Using tendon/muscle vibration to stimulate Ia afferents in rehabilitation research is increasing in popularity. Tendon vibration can also be used to stimulate the mechanoreceptors with the goal of attenuating proprioception. For therapeutic purposes, tendon vibration must be within known amplitude(~0.5mm) and frequency(80-120Hz) ranges. However, there is no standard and portable method established for measuring vibration characteristics. The aim of the current study was to describe the characteristics of the movements of a vibration motor and explore the feasibility of using an affordable accelerometer to measure vibration characteristics. Movements of a small vibration motor mounted on a participant's wrist were simultaneously measured using an Optotrak 3D Investigator and accelerometer. Five vibration intensities (55%,65%,75%,85%,100% of motor capacity) were measured for five 30-second trials each. The main outcome measures were frequency, displacement and peak acceleration of the vibration from the Optotrak and accelerometer. Pearson correlations showed a strong positive relationship between accelerometer and Optotrak measurements of vibration frequency for 55%,65%,75%,85%, and 100% vibration intensities (r=0.86,0.99,1.00,1.00,1.00, respectively).
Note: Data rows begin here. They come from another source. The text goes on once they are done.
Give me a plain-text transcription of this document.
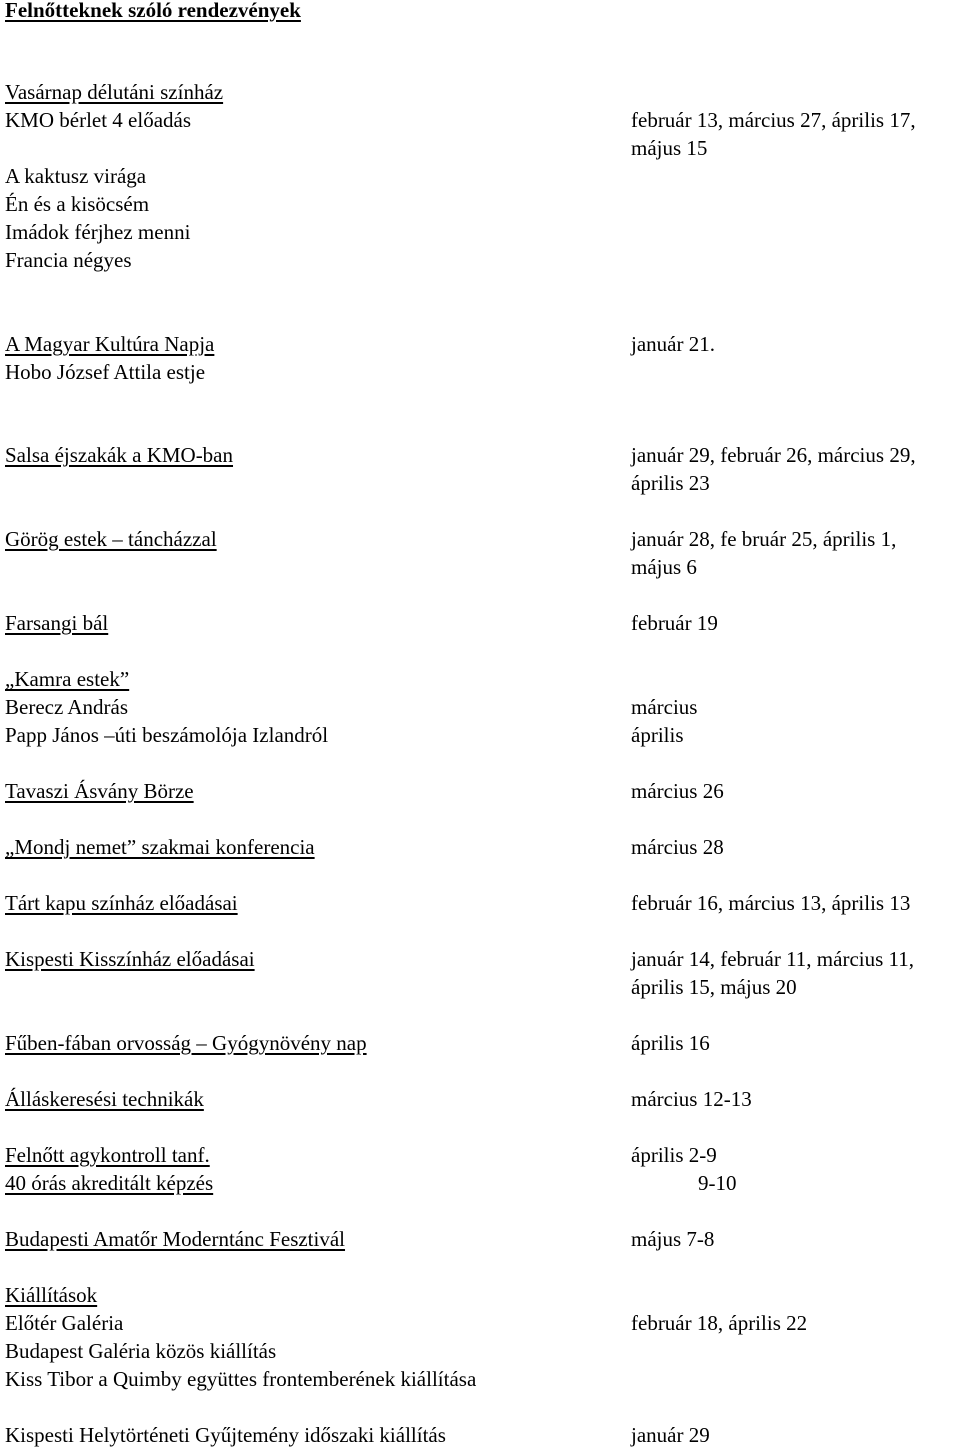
Felnőtteknek szóló rendezvények

Vasárnap délutáni színház

KMO bérlet 4 előadás	február 13, március 27, április 17,

május 15

A kaktusz virága

Én és a kisöcsém

Imádok férjhez menni

Francia négyes

A Magyar Kultúra Napja	január 21.

Hobo József Attila estje

Salsa éjszakák a KMO-ban	január 29, február 26, március 29,

április 23

Görög estek – táncházzal	január 28, fe bruár 25, április 1,

május 6

Farsangi bál	február 19

„Kamra estek”

Berecz András	március

Papp János –úti beszámolója Izlandról	április

Tavaszi Ásvány Börze	március 26

„Mondj nemet” szakmai konferencia	március 28

Tárt kapu színház előadásai	február 16, március 13, április 13

Kispesti Kisszínház előadásai	január 14, február 11, március 11,

április 15, május 20

Fűben-fában orvosság – Gyógynövény nap	április 16

Álláskeresési technikák	március 12-13

Felnőtt agykontroll tanf.	április 2-9

40 órás akreditált képzés	9-10

Budapesti Amatőr Moderntánc Fesztivál	május 7-8

Kiállítások

Előtér Galéria	február 18, április 22

Budapest Galéria közös kiállítás

Kiss Tibor a Quimby együttes frontemberének kiállítása

Kispesti Helytörténeti Gyűjtemény időszaki kiállítás	január 29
The maximum acceleration of the motor's movement ranged from ±42.5m.s^2 to ±149.0m.s^2 for different vibration intensities as measured by the Optotrak. This range of acceleration is above the measurement range of the accelerometer used (range ±3g). Thus, the measurements of the accelerometer for vibration amplitude could not be validated. The results of this study showed that affordable accelerometers are capable of measuring the frequency of the vibration with high precision. A follow-up study will explore the validity of vibration amplitude measurement using an accelerometer with a measurement range of ~±10g.